I’m guessing you mean “Old English” since it’s sometimes said to be that old, but realistically that version of English has very little in common with English now (it was verb-second, for example, like German still is today). Even the post-Danelaw version of a couple hundred years later (with Norse borrowings like “husband” and even the pronouns “they/them”) resembles modern English a lot more. Middle English was largely due to the influx of Norman French (both morphological and syntactic changes), and the whole thing isn’t really recognizable as quasi Modern English until around 1500-1600.

Point is: language is a continuum, and a lot of these oldest this/oldest that claims in language just have to do with where someone is arbitrarily drawing a line.

Modern German for lox is “Lachs” (same pronunciation really, and spelling ultimately doesn’t matter in linguistics).
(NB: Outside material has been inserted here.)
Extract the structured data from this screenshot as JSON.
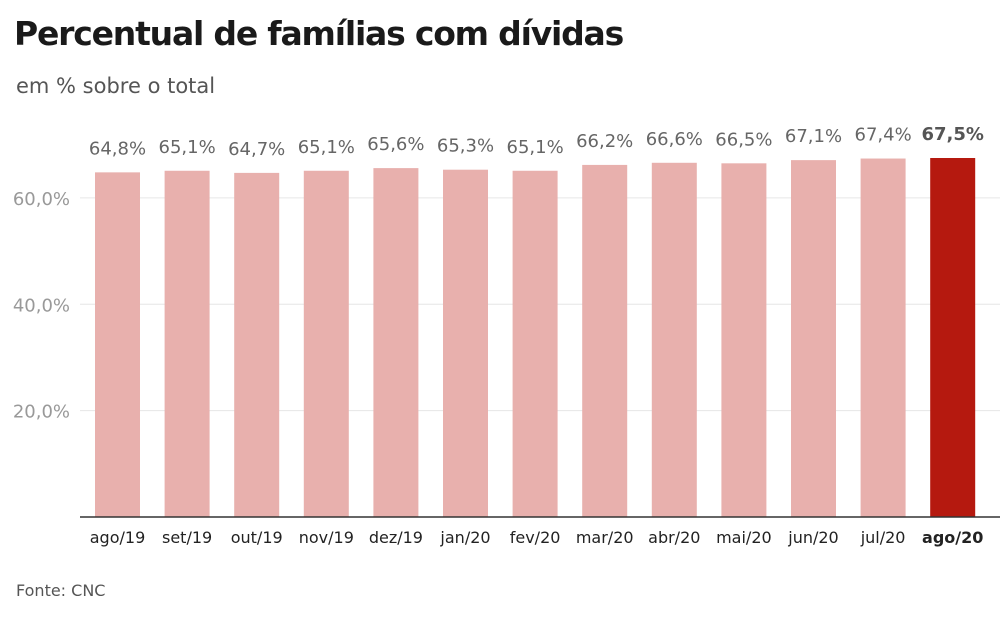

This makes sense, because the English of 1500 years ago would have been relatively close to German varieties of the period. But doesn’t that mean “lox/Lachs/however you want to spell it” goes back further than that, perhaps to some earlier parent of both English and German? Yes, it likely does.

Edit: and yes, as others have said, that means lox is not a borrowing (vs. e.g. “husband”). Lox existed before anyone was calling English English. But that’s also true of e.g. pronoun “he” and a lot of other stuff: by definition, any word that is reconstructed in Proto-Germanic and still exists in English today is “the oldest” (but there will be many of them and they’re all roughly considered to be the same age, since proto-languages are ultimately abstractions with no exact dating).